For his part, Trump has been all over the map on the subject of marijuana but has generally expressed support for states' right to choose and for medical uses, while being critical of recreational legalization and saying it's "causing a lot of problems" in Colorado.
It seems marijuana reform groups like NORML are more concerned with who Trump's surrounded himself with than what he's actually said about the issue. In addition to Sessions, there's Pence, who currently governs a state where possessing any amount of cannabis can land you in jail for 180 days. Pence also refused to sign a criminal code reform bill in the state back in 2013 until legislators reinstated higher penalties for marijuana possession.

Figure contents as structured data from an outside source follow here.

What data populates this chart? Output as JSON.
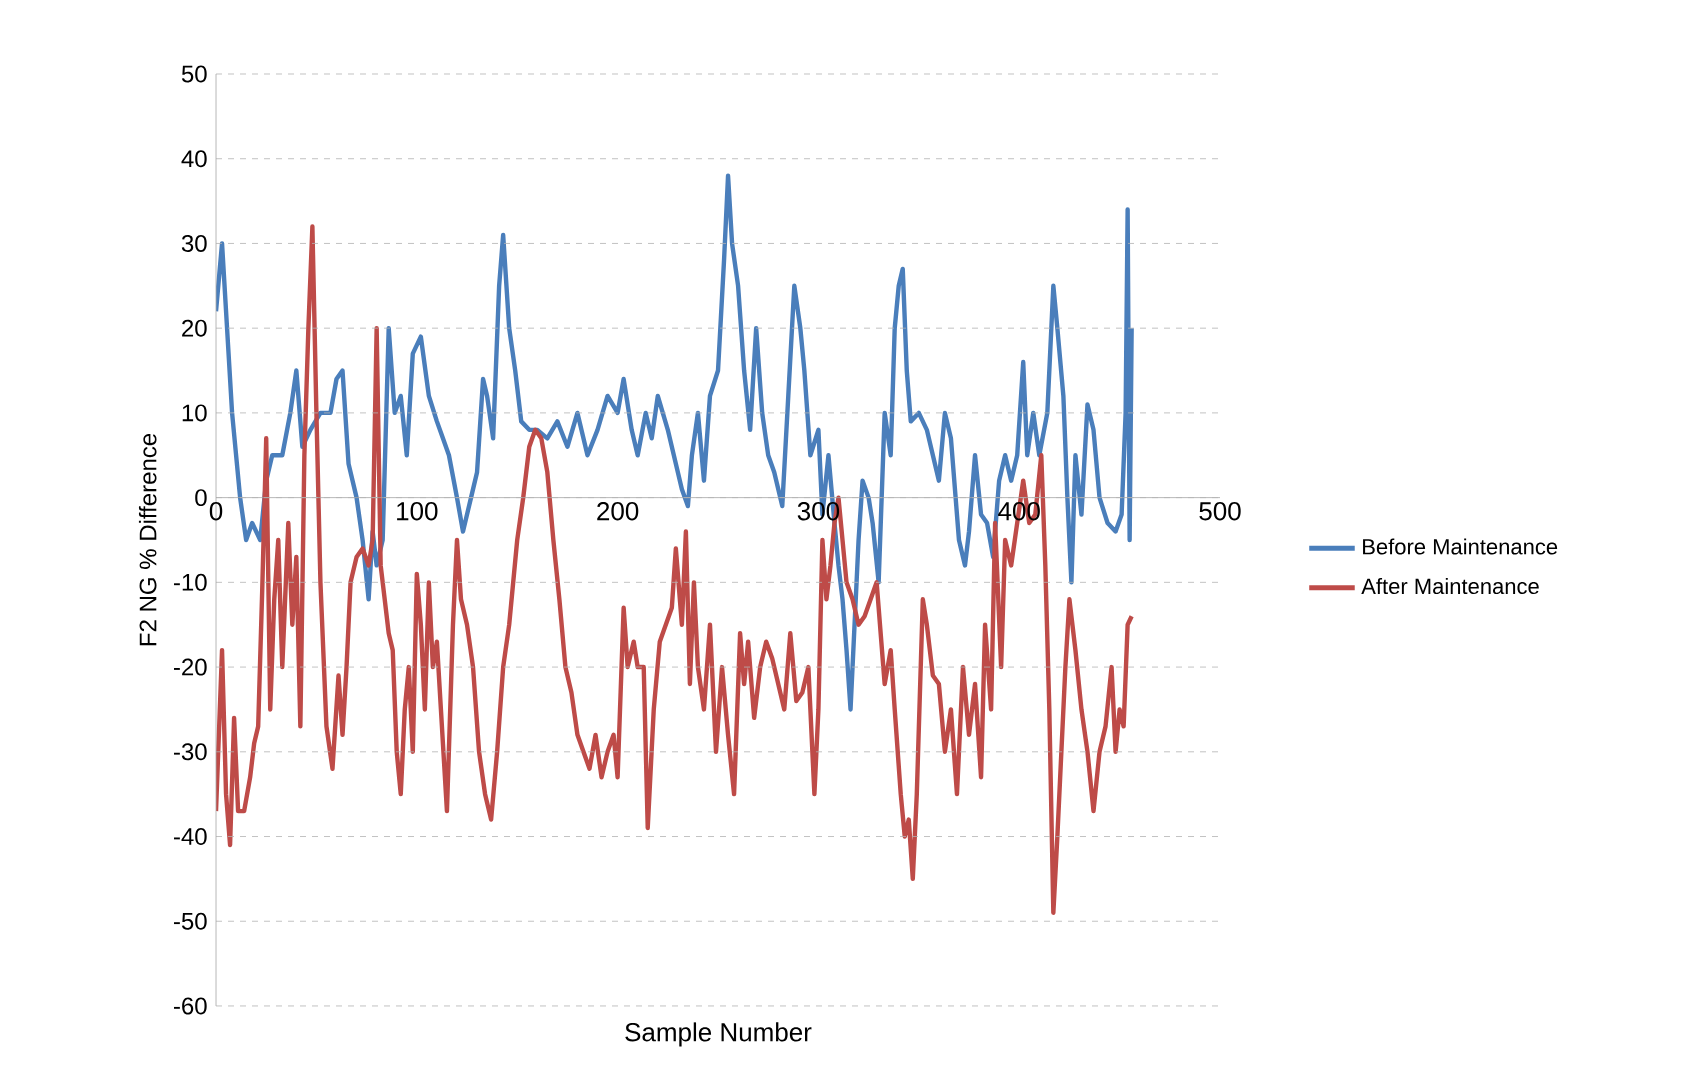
{
  "chart_data": {
    "type": "line",
    "xlabel": "Sample Number",
    "ylabel": "F2 NG % Difference",
    "xlim": [
      0,
      500
    ],
    "xticks": [
      0,
      100,
      200,
      300,
      400,
      500
    ],
    "ylim": [
      -60,
      50
    ],
    "yticks": [
      -60,
      -50,
      -40,
      -30,
      -20,
      -10,
      0,
      10,
      20,
      30,
      40,
      50
    ],
    "grid": "y",
    "legend": "right",
    "series": [
      {
        "name": "Before Maintenance",
        "color": "#4a7ebb",
        "x": [
          0,
          3,
          6,
          8,
          12,
          15,
          18,
          22,
          25,
          28,
          33,
          37,
          40,
          43,
          47,
          52,
          57,
          60,
          63,
          66,
          70,
          73,
          76,
          78,
          80,
          83,
          86,
          89,
          92,
          95,
          98,
          102,
          106,
          110,
          113,
          116,
          120,
          123,
          127,
          130,
          133,
          135,
          138,
          141,
          143,
          146,
          149,
          152,
          156,
          160,
          165,
          170,
          175,
          180,
          185,
          190,
          195,
          200,
          203,
          207,
          210,
          214,
          217,
          220,
          225,
          228,
          232,
          235,
          237,
          240,
          243,
          246,
          250,
          253,
          255,
          257,
          260,
          263,
          266,
          269,
          272,
          275,
          278,
          282,
          285,
          288,
          291,
          293,
          296,
          300,
          302,
          305,
          308,
          310,
          312,
          314,
          316,
          318,
          320,
          322,
          325,
          327,
          330,
          333,
          336,
          338,
          340,
          342,
          344,
          346,
          350,
          354,
          357,
          360,
          363,
          366,
          370,
          373,
          375,
          378,
          381,
          384,
          387,
          390,
          393,
          396,
          399,
          402,
          404,
          407,
          410,
          414,
          417,
          419,
          422,
          424,
          426,
          428,
          431,
          434,
          437,
          440,
          444,
          448,
          451,
          453,
          454,
          455,
          456
        ],
        "values": [
          22,
          30,
          18,
          10,
          0,
          -5,
          -3,
          -5,
          2,
          5,
          5,
          10,
          15,
          6,
          8,
          10,
          10,
          14,
          15,
          4,
          0,
          -5,
          -12,
          -4,
          -8,
          -5,
          20,
          10,
          12,
          5,
          17,
          19,
          12,
          9,
          7,
          5,
          0,
          -4,
          0,
          3,
          14,
          12,
          7,
          25,
          31,
          20,
          15,
          9,
          8,
          8,
          7,
          9,
          6,
          10,
          5,
          8,
          12,
          10,
          14,
          8,
          5,
          10,
          7,
          12,
          8,
          5,
          1,
          -1,
          5,
          10,
          2,
          12,
          15,
          28,
          38,
          30,
          25,
          15,
          8,
          20,
          10,
          5,
          3,
          -1,
          12,
          25,
          20,
          15,
          5,
          8,
          -2,
          5,
          -3,
          -8,
          -12,
          -18,
          -25,
          -15,
          -5,
          2,
          0,
          -3,
          -10,
          10,
          5,
          20,
          25,
          27,
          15,
          9,
          10,
          8,
          5,
          2,
          10,
          7,
          -5,
          -8,
          -4,
          5,
          -2,
          -3,
          -7,
          2,
          5,
          2,
          5,
          16,
          5,
          10,
          5,
          10,
          25,
          20,
          12,
          0,
          -10,
          5,
          -2,
          11,
          8,
          0,
          -3,
          -4,
          -2,
          10,
          34,
          -5,
          20
        ]
      },
      {
        "name": "After Maintenance",
        "color": "#be4b48",
        "x": [
          0,
          3,
          5,
          7,
          9,
          11,
          14,
          17,
          19,
          21,
          23,
          25,
          27,
          29,
          31,
          33,
          36,
          38,
          40,
          42,
          44,
          46,
          48,
          50,
          52,
          55,
          58,
          61,
          63,
          65,
          67,
          70,
          73,
          76,
          78,
          80,
          82,
          84,
          86,
          88,
          90,
          92,
          94,
          96,
          98,
          100,
          102,
          104,
          106,
          108,
          110,
          112,
          115,
          118,
          120,
          122,
          125,
          128,
          131,
          134,
          137,
          140,
          143,
          146,
          150,
          153,
          156,
          159,
          162,
          165,
          168,
          171,
          174,
          177,
          180,
          183,
          186,
          189,
          192,
          195,
          198,
          200,
          203,
          205,
          208,
          210,
          213,
          215,
          218,
          221,
          224,
          227,
          229,
          232,
          234,
          236,
          238,
          240,
          243,
          246,
          249,
          252,
          255,
          258,
          261,
          263,
          265,
          268,
          271,
          274,
          277,
          280,
          283,
          286,
          289,
          292,
          295,
          298,
          300,
          302,
          304,
          306,
          308,
          310,
          312,
          314,
          317,
          320,
          323,
          326,
          329,
          333,
          336,
          338,
          341,
          343,
          345,
          347,
          349,
          352,
          354,
          357,
          360,
          363,
          366,
          369,
          372,
          375,
          378,
          381,
          383,
          386,
          388,
          391,
          393,
          396,
          399,
          402,
          405,
          408,
          411,
          413,
          415,
          417,
          419,
          421,
          423,
          425,
          428,
          431,
          434,
          437,
          440,
          443,
          446,
          448,
          450,
          452,
          454,
          456
        ],
        "values": [
          -37,
          -18,
          -35,
          -41,
          -26,
          -37,
          -37,
          -33,
          -29,
          -27,
          -11,
          7,
          -25,
          -12,
          -5,
          -20,
          -3,
          -15,
          -7,
          -27,
          5,
          20,
          32,
          10,
          -10,
          -27,
          -32,
          -21,
          -28,
          -20,
          -10,
          -7,
          -6,
          -8,
          -5,
          20,
          -8,
          -12,
          -16,
          -18,
          -30,
          -35,
          -25,
          -20,
          -30,
          -9,
          -15,
          -25,
          -10,
          -20,
          -17,
          -25,
          -37,
          -15,
          -5,
          -12,
          -15,
          -20,
          -30,
          -35,
          -38,
          -30,
          -20,
          -15,
          -5,
          0,
          6,
          8,
          7,
          3,
          -5,
          -12,
          -20,
          -23,
          -28,
          -30,
          -32,
          -28,
          -33,
          -30,
          -28,
          -33,
          -13,
          -20,
          -17,
          -20,
          -20,
          -39,
          -25,
          -17,
          -15,
          -13,
          -6,
          -15,
          -4,
          -22,
          -10,
          -20,
          -25,
          -15,
          -30,
          -20,
          -28,
          -35,
          -16,
          -22,
          -17,
          -26,
          -20,
          -17,
          -19,
          -22,
          -25,
          -16,
          -24,
          -23,
          -20,
          -35,
          -25,
          -5,
          -12,
          -8,
          -3,
          0,
          -5,
          -10,
          -12,
          -15,
          -14,
          -12,
          -10,
          -22,
          -18,
          -25,
          -35,
          -40,
          -38,
          -45,
          -35,
          -12,
          -15,
          -21,
          -22,
          -30,
          -25,
          -35,
          -20,
          -28,
          -22,
          -33,
          -15,
          -25,
          -3,
          -20,
          -5,
          -8,
          -3,
          2,
          -3,
          -2,
          5,
          -8,
          -25,
          -49,
          -40,
          -30,
          -20,
          -12,
          -18,
          -25,
          -30,
          -37,
          -30,
          -27,
          -20,
          -30,
          -25,
          -27,
          -15,
          -14
        ]
      }
    ]
  }
}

But in what some would see as a delicious twist of irony, last year Pence helped push through the Religious Freedom Restoration Act, which was billed as a protection for religious liberties but was widely considered a way to legalize discrimination against members of the LGBTQ community.
The same day Pence signed the law, an activist started the First Church of Cannabis as a protected group. Its parishioners have been legally puffing ever since.
As decades of prohibition have taught, where there's a will, there's a way.